Have you read Cushing’s Disease: An Often Misdiagnosed and Not So Rare Disorder? Please contact us to share your review here.

A Comprehensive Guide to Cushing’s Disease (and other elevated cortisol conditions) – symptoms, tests, diagnoses and treatments
Eighteen physicians contributed current information about Cushing’s disease to this medical textbook. The co-authors, specialists in in endocrinology and/or neurosurgery, wrote this book to educate other health professionals, medical students and researchers. Patients will also find clear and helpful information in this important book.

Cushing’s disease sounds like a single diagnosis but, as this book explains, there are several subtypes. Some patients with Cushing’s have pituitary tumors; others have hormone-producing adrenal nodules. Still other patients have ectopic ACTH-producing tumors or other reasons for elevated cortisol.

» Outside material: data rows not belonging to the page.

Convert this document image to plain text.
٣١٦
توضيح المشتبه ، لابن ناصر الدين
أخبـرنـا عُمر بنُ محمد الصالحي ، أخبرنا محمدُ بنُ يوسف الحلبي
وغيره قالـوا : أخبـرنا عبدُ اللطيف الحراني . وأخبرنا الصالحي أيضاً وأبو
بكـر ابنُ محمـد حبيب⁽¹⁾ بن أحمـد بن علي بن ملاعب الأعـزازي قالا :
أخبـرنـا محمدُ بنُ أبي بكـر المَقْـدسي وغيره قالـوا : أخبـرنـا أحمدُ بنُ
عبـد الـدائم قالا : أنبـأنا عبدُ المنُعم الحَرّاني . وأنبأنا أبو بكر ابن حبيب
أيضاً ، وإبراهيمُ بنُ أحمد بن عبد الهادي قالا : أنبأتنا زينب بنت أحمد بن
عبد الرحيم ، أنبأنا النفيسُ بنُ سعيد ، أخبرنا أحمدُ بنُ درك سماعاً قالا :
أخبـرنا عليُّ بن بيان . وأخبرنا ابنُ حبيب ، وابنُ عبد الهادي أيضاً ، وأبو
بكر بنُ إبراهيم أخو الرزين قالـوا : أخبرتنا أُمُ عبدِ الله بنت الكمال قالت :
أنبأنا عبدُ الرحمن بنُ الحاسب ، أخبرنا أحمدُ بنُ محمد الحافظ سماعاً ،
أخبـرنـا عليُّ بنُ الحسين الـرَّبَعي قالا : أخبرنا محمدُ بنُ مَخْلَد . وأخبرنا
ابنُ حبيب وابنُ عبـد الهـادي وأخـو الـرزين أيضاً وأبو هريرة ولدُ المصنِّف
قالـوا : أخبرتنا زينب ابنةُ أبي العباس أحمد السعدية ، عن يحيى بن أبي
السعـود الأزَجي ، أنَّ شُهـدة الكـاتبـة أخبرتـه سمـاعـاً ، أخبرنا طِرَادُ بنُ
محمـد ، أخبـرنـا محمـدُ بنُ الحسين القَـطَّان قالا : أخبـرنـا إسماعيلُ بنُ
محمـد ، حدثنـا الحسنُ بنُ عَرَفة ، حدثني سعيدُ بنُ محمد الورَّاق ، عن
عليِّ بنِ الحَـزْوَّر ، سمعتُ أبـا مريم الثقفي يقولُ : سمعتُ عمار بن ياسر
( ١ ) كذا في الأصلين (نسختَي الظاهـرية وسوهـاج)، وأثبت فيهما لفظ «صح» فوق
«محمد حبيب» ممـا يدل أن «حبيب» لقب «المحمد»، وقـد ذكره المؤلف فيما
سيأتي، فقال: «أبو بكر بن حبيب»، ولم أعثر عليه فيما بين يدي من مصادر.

The healthy human body produces cortisol according to a circadian rhythm and in response to stress. Cortisol, an essential adrenal hormone, helps to maintain homeostasis by optimizing metabolism, blood sugar, blood pressure and the immune system. Above-normal levels of cortisol can cause a variety of symptoms. Patients and skeptical doctors can spend years trying to make sense of fluctuating, seemingly non-specific and gradually-worsening symptoms. How can this sort of medical mystery get solved? Patients can ask for cortisol tests, then referrals to endocrinologists or pituitary specialists who know how to diagnose Cushing’s disease, differentiate the subtypes and treat safely and effectively. Treatment may involve surgery (to remove a hormone-secreting tumor) or medication.

Recovering patients can expect new symptoms, including chronic fatigue, as they adapt to lower cortisol levels. In worst cases, a patient can experience a life-threatening adrenal crisis after surgery. Treatment of an adrenal crisis requires the urgent injection of a bolus of cortisol.

Patients can join the Cushing’s Support and Research Foundation. Quarterly CSRF newsletters share patients’ stories, coping strategies, diagnosis and treatment guidelines and research in-progress.

This comprehensive guide to Cushing’s disease describes the functions of pituitary, adrenal and other hormones, lists the typical and atypical symptoms of Cushing’s disease and several subtypes. Then it outlines the causes of elevated cortisol and explains how clinicians can test for, diagnose and treat Cushing’s disease. Readers will find this 240-page book detailed, thorough and well-referenced.